Von Josef Estermann, Beauftragter für Grundlagen und Forschung bei COMUNDO.

COMUNDO hat die «Religion» und «Spiritualität» gleichsam in ihrer DNA. Die historischen Wurzeln in der Missionsgesellschaft Bethlehem, aber auch die klare Inspiration durch die (nicht nur lateinamerikanische) Befreiungstheologie und die Rückbesinnung auf Oscar Arnulfo Romero sind ein Vermächtnis, das die Organisation trotz ihrer Professionalisierung und konfessionell-religiösen Öffnung nicht einfach ignorieren kann und will. Im Folgenden möchte ich aufzeigen, inwiefern «Religion und Spiritualität» in der Personellen Entwicklungszusammenarbeit (PEZA) insgesamt und bei COMUNDO im Besonderen nach wie vor eine wichtige Rolle spielen.

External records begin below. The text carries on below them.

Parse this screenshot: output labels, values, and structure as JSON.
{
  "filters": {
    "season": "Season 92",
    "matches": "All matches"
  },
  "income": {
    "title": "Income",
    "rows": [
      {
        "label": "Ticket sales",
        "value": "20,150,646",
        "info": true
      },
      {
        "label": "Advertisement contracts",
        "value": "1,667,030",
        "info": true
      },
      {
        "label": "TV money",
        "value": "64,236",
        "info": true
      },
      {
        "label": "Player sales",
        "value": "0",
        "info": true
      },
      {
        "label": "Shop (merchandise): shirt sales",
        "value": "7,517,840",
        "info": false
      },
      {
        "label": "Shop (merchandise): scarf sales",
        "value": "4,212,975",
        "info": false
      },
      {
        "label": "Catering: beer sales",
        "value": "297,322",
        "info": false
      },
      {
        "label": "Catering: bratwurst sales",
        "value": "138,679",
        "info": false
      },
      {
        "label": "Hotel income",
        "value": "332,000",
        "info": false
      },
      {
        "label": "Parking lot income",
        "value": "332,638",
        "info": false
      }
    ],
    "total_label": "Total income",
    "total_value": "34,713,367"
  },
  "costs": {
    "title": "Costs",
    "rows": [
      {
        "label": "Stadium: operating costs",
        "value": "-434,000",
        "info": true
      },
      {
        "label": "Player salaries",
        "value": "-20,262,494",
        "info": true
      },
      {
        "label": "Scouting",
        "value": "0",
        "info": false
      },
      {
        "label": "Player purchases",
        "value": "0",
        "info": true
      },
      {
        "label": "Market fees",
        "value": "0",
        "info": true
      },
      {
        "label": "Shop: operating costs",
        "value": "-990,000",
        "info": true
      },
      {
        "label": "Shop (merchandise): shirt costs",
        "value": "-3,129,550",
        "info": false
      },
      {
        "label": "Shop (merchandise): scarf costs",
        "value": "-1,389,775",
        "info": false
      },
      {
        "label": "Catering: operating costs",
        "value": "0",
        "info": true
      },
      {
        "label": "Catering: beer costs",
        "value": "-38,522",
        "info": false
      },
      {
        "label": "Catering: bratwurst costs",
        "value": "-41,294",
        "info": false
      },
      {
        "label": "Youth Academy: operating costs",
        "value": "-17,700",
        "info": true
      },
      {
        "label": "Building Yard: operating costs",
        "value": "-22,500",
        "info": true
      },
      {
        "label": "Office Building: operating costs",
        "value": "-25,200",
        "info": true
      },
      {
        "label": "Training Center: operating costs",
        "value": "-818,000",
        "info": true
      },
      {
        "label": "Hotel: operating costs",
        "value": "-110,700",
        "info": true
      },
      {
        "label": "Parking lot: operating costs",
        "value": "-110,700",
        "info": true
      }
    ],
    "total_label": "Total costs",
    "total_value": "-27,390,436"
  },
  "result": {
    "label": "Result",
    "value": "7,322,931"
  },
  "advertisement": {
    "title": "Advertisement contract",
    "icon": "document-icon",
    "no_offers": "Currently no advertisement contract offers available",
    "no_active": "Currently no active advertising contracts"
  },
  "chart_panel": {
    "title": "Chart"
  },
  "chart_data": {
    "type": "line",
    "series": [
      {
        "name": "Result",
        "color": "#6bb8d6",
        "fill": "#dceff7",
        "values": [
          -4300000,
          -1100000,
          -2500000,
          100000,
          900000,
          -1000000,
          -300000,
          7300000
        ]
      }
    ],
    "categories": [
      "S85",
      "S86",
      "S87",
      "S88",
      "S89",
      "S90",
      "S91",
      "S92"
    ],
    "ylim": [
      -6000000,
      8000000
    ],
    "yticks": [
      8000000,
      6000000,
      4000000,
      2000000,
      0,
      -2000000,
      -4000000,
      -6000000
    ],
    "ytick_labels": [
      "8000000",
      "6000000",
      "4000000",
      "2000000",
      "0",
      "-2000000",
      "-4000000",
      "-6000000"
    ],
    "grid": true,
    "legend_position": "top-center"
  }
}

Personelle Entwicklungszusammenarbeit erfolgt im konkreten und direkten Austausch und der Begegnung zwischen Menschen unterschiedlicher kultureller, geografischer, aber auch spirituell-religiöser und ethnischer Zugehörigkeit und Herkunft. Es geht, zumindest als Ideal, um eine «Begegnung auf Augenhöhe», möglichst ohne die Schieflage kolonialer und neo-kolonialer Beherrschung und Bestimmung. Dabei ist der ganze Mensch gefordert, mit all seinen Aspekten und Dimensionen, wozu wesentlich auch spirituelle und religiöse Dimensionen gehören. Auch wenn die Fachpersonen von COMUNDO Agronomen, Pflegefachleute, Ethnologinnen oder Organisationsentwickler sind, haben sie es in ihrem Einsatz mit Menschen zu tun, die «religiös» sind, sich als «spirituell» verstehen und ihre Existenz immer wieder auch mit ihren eigenen Traditionen in Verbindung bringen. Dieser Umstand ist einer der wichtigsten Faktoren, dass sich (zukünftige) Fachpersonen, auch wenn sie sich selber als «säkular» oder gar «atheistisch» bezeichnen, mit dem Thema «Religion und Spiritualität» auseinandersetzen müssen.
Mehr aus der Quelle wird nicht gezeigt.